49 Toen antwoordde Johannes: Heer, wij zagen iemand met uw naam duivelen uitwerpen en hebben het hem verboden, omdat hij niet met ons u volgt.

50 Maar Jezus zeide tot hem: Verbied het hem niet; want wie niet tegen ons is is voor ons.

51 Toen de tijd die voor zijn hemelvaart moest verlopen welhaast ten einde was, besloot hij naar Jeruzalem te gaan,

52 en zond hij boden voor zich uit. Zij gingen op reis en kwamen aan een dorp der Samaritanen om een verblijf voor hem te bereiden.

53 Maar men ontving hem niet, omdat hij blijkbaar naar Jeruzalem op reis was.

54 Toen zijn leerlingen Jacobus en Johannes dit zagen, zeiden zij: Heer, zullen wij zeggen dat vuur uit den hemel daalt en hen verteert?
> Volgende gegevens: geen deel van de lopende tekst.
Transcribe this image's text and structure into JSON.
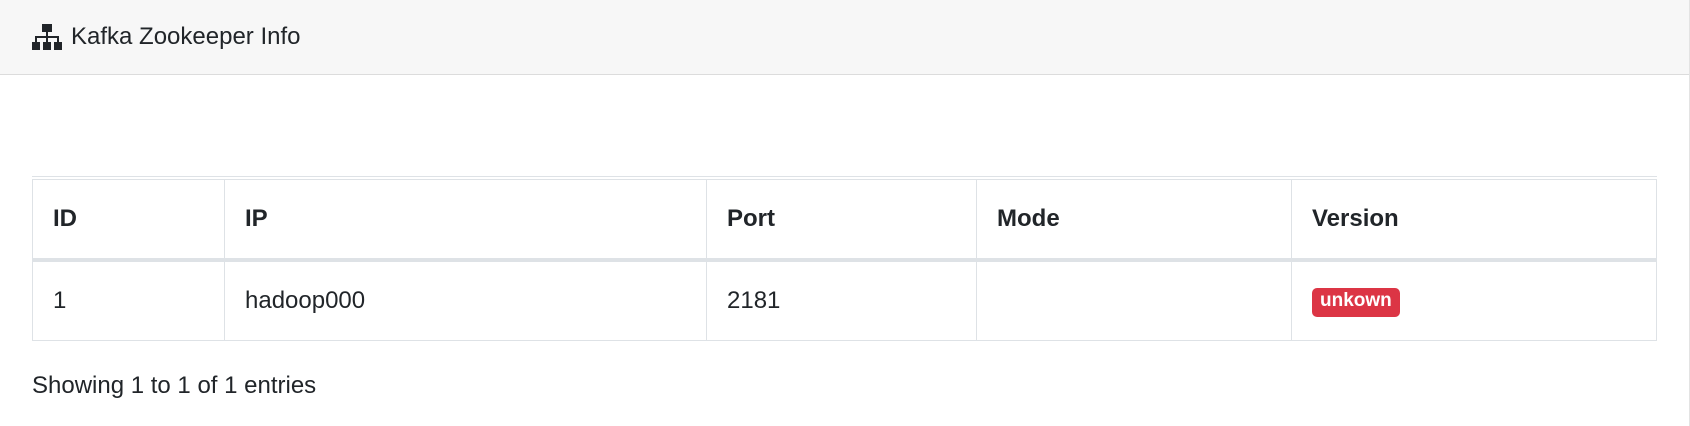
{
  "header": {
    "title": "Kafka Zookeeper Info",
    "icon": "sitemap-icon"
  },
  "table": {
    "columns": [
      "ID",
      "IP",
      "Port",
      "Mode",
      "Version"
    ],
    "rows": [
      {
        "id": "1",
        "ip": "hadoop000",
        "port": "2181",
        "mode": "",
        "version": "unkown"
      }
    ]
  },
  "footer": {
    "info": "Showing 1 to 1 of 1 entries"
  },
  "colors": {
    "header_bg": "#f7f7f7",
    "badge_danger": "#dc3545",
    "border": "#dee2e6",
    "text": "#212529"
  }
}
55 Maar hij keerde zich tot hen en berispte hen.

56 En zij gingen naar een ander dorp.

57 Toen zij op weg waren, zeide iemand tot hem: Ik zal u volgen, waarheen gij ook gaat.

58 En Jezus zeide tot hem: De vossen hebben holen en de vogelen des hemels nesten, maar de Mensenzoon heeft geen plaats om zijn hoofd neer te leggen.

59 En tot een ander zeide hij: Volg mij. Hij zeide: Sta mij toe eerst mijn vader te gaan begraven.

60 Maar hij zeide tot hem: Laat de doden hun doden begraven, maar ga gij het Godsrijk verkondigen.

61 Weer een ander zeide: Ik zal u volgen, Heer; maar sta mij toe van mijn huisgenoten afscheid te nemen.

62 En tot hem zeide Jezus: Een die de hand aan den ploeg slaat en achteromziet is niet bruikbaar voor het Koninkrijk Gods.